火災保険は災害全般に対する備えができ、広くリスクヘッジが行えます。
注意ポイント
火災保険の補償内容は、保険会社や付随するオプションによって異なりますので、必ず詳細を確認してから契約しましょう。
火災・落雷・破裂・爆発
火災保険のメインになる補償項目で、
- 火災(消防活動による水ぬれを含む)
- 落雷
- 破裂・爆発
による被害に対して火災保険が適用されます。
保険対象からの出火はもちろん、延焼(貰い火)による被害についても補償対象になります。
風災・雹災・雪災
異常気象による被害が増えているかと思いますが、
- 台風
- 旋風
- 竜巻
- 暴風等
- 雹災
- 豪雪、雪崩等の雪災
による被害に対して火災保険が適用されます。
強い風により物が飛んできた場合などに適用されます。
水災
日本各地で「線状降水帯の発生により〜」といったニュースを耳にする事が増えましたが、
- 台風
- 暴風雨
- 豪雨
によって
- 洪水
- 融雪洪水
- 高潮
- 土砂崩れ
- 落石
が発生し、
- 床上浸水
- 地盤面より45cmを超える浸水
の被害があった場合に火災保険が適用されます。
異常気象により局地的な大雨が多発しています。
一昔前であれば、ハザードマップが白いから大丈夫と思えたような場所であっても、局地的な大雨はいつどこに降るかわからないので安心ができません。
水濡れ
設備不良による被害ですが、
- 給排水設備の破損もしくは詰まりにより発生した漏水
- 放水等または他人の戸室で発生した漏水
- 放水等による水ぬれ
の被害に対して火災保険が適用されます。
戸建では起こり得ないですが、マンションの場合には上階の給排水菅から漏水して雨漏りが発生するケースがあります。

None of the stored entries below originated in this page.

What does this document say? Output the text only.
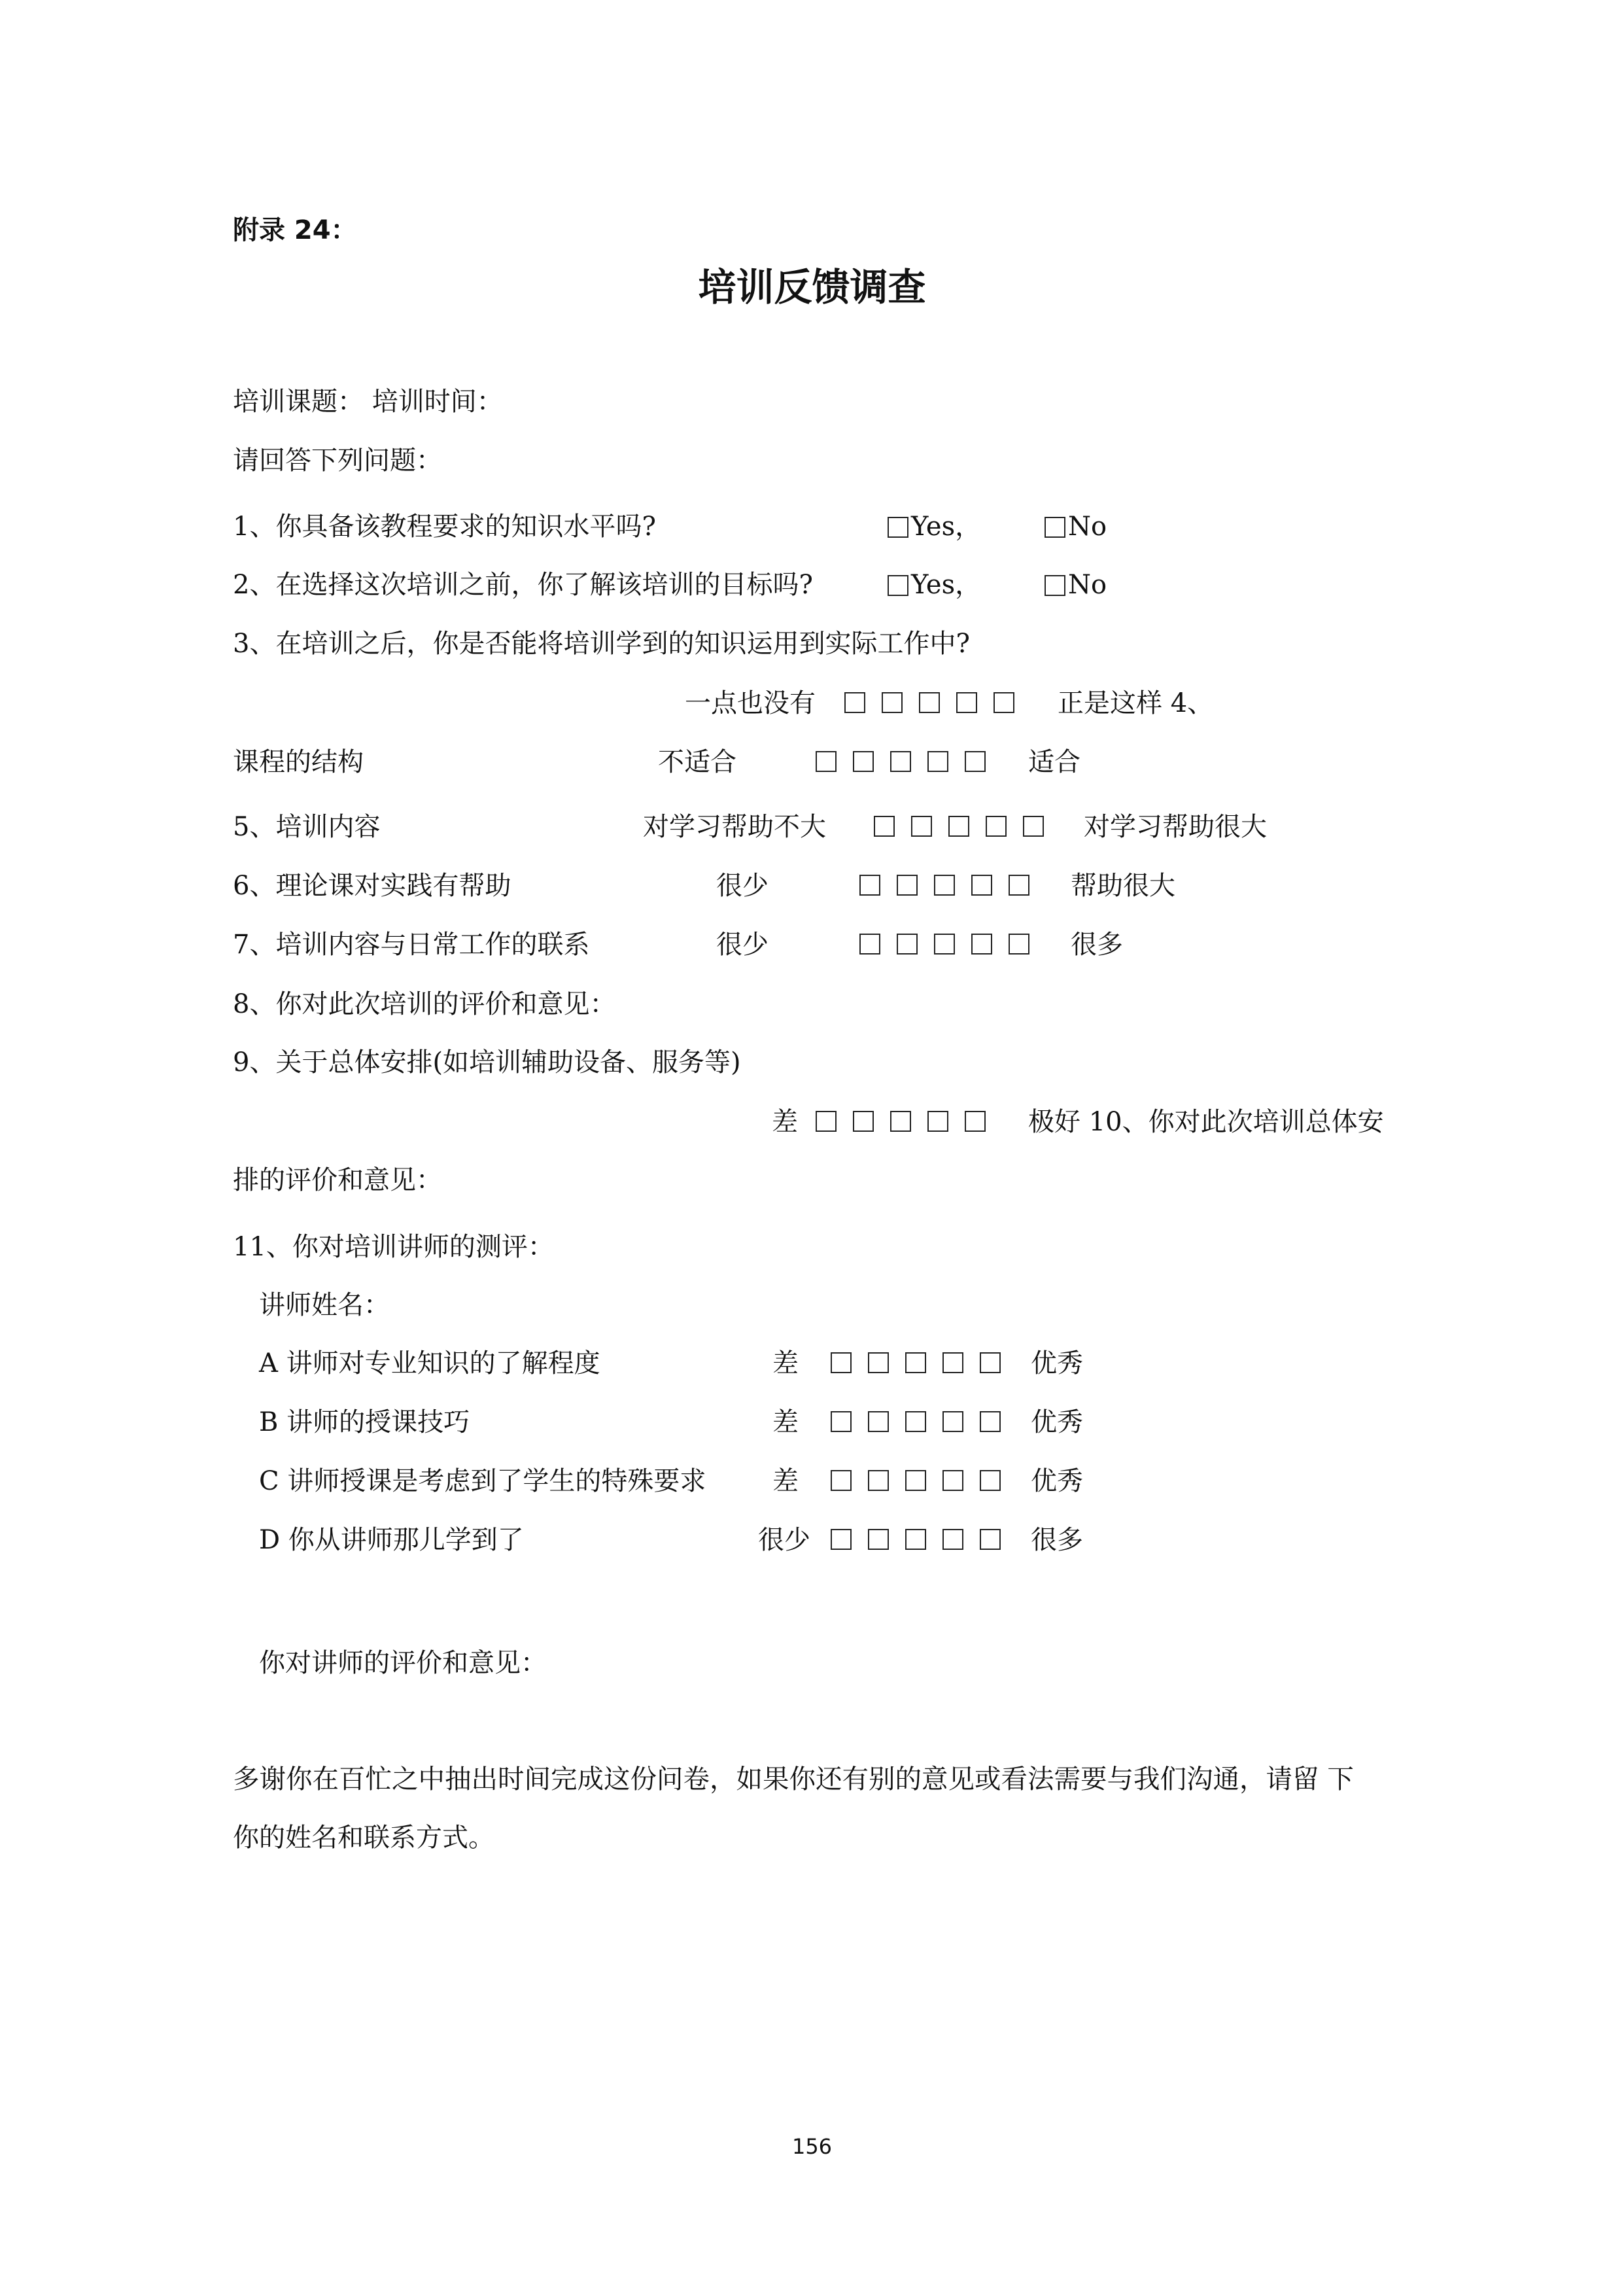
附录 24：
培训反馈调查
培训课题： 培训时间：
请回答下列问题：
1、你具备该教程要求的知识水平吗?	Yes，	No
2、在选择这次培训之前，你了解该培训的目标吗?	Yes，	No
3、在培训之后，你是否能将培训学到的知识运用到实际工作中?
一点也没有	正是这样 4、
课程的结构	不适合	适合
5、培训内容	对学习帮助不大	对学习帮助很大
6、理论课对实践有帮助	很少	帮助很大
7、培训内容与日常工作的联系	很少	很多
8、你对此次培训的评价和意见：
9、关于总体安排(如培训辅助设备、服务等)
差	极好 10、你对此次培训总体安
排的评价和意见：
11、你对培训讲师的测评：
讲师姓名：
A 讲师对专业知识的了解程度	差	优秀
B 讲师的授课技巧	差	优秀
C 讲师授课是考虑到了学生的特殊要求	差	优秀
D 你从讲师那儿学到了	很少	很多
你对讲师的评价和意见：
多谢你在百忙之中抽出时间完成这份问卷，如果你还有别的意见或看法需要与我们沟通，请留 下
你的姓名和联系方式。
156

また、消火活動の一環として大量の放水が行われますが、その放水により建物に被害があった場合などです。
盗難
治安の悪い事件が目立ちますが、
- 強盗
- 窃盗
による被害に対して火災保険が適用されます。
家財保険をつけている場合は別ですが、火災保険で補償しているのは建物への被害のみです。
破損・汚損
不測かつ突発的な事故をいい、
- 引越し時に家具をぶつけてしまい、壁に穴があいたとき
- 自動車が突っ込んできて、家が壊れたとき
などの被害に対して火災保険が適用されます。
破損・汚損は意外と広い範囲で適用されるので、入っておいて損のない補償範囲だと思います。

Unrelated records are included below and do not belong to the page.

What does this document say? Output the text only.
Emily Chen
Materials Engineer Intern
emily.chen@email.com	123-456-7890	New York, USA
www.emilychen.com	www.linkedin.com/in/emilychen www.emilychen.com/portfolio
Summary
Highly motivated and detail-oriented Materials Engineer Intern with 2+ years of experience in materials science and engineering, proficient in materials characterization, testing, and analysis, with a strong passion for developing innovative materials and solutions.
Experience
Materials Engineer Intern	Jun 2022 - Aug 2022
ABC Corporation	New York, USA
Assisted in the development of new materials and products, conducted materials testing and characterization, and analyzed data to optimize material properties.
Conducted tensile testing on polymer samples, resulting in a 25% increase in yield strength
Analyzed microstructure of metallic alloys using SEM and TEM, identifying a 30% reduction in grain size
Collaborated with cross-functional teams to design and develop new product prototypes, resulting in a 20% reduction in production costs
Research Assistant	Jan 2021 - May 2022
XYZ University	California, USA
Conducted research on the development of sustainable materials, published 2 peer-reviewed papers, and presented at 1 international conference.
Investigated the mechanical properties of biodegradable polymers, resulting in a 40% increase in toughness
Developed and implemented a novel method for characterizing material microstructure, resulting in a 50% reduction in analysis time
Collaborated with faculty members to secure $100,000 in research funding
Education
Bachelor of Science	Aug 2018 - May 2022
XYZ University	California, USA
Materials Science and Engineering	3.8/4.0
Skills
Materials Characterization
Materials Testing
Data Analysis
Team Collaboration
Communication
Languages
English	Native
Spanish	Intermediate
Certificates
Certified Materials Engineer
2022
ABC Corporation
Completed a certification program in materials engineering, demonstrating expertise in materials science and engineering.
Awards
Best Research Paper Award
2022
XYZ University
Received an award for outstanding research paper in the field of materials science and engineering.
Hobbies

家財がついていると、より一層安心できますので、じっくりと検討してみてはいかがでしょうか。
火災保険が適用されない範囲
火災保険は範囲が広いですが、
- 地震によって発生した火災による被害
- 保険契約者本人または親族などが故意に与えた被害
は、火災保険の適用から外れます。
地震が原因で受けた被害は「地震保険」を活用します。
また、わざと家に火をつけたなどの被害については、当然ながら火災保険が適用されません。
そもそも、犯罪です。
地震保険の主な補償範囲
地震保険では、
- 地震による火災
- 地震による建物の損壊
- 地震による津波
- 地震による家財の損壊(家財保険に加入している場合に限る)
について、
- 全損
建物の時価額の50%以上、または焼失もしくは流失した部分の延床面積の70%以上となった場合 - 大半損
建物の時価額の40%以上50%未満、または焼失もしくは流失した部分の延床面積の50%以上70%未満となった場合 - 小半損
建物の時価額の20%以上40%未満、または焼失もしくは流失した部分の延床面積の20%以上50%未満となった場合 - 一部損
建物の時価額の3%以上20%未満、または建物が床上浸水もしくは地盤面より45cmを超える浸水を受け、建物の損害が全損、大半損、小半損に至らない場合
などの被害規模に応じて地震保険が適用されます。
いずれも時価額を限度として、
- 全損:地震保険金額の100%
- 大半損:地震保険金額の60%
- 小半損:地震保険金額の30%
- 一部損:地震保険金額の5%
となります。
注意ポイント
地震保険は、国と民間の保険会社が共同で運営しているため、原則として、すべての保険会社で内容が共通しています。
地震保険が適用されない範囲
地震保険では、
- 紛失や盗難による被害
- 建物に付随する工作物(門や塀など)
- 地震発生から10日以上経過したのちに発生した被害
は、地震保険の適用から外れます。
基本的に、地震保険の内容は各社一緒になりますが、若干の違いは存在します。
自動車や貴重品などは家財をセットにしていても範囲から外れるケースなど種々存在しますので、しっかりと内容を確認しておきましょう。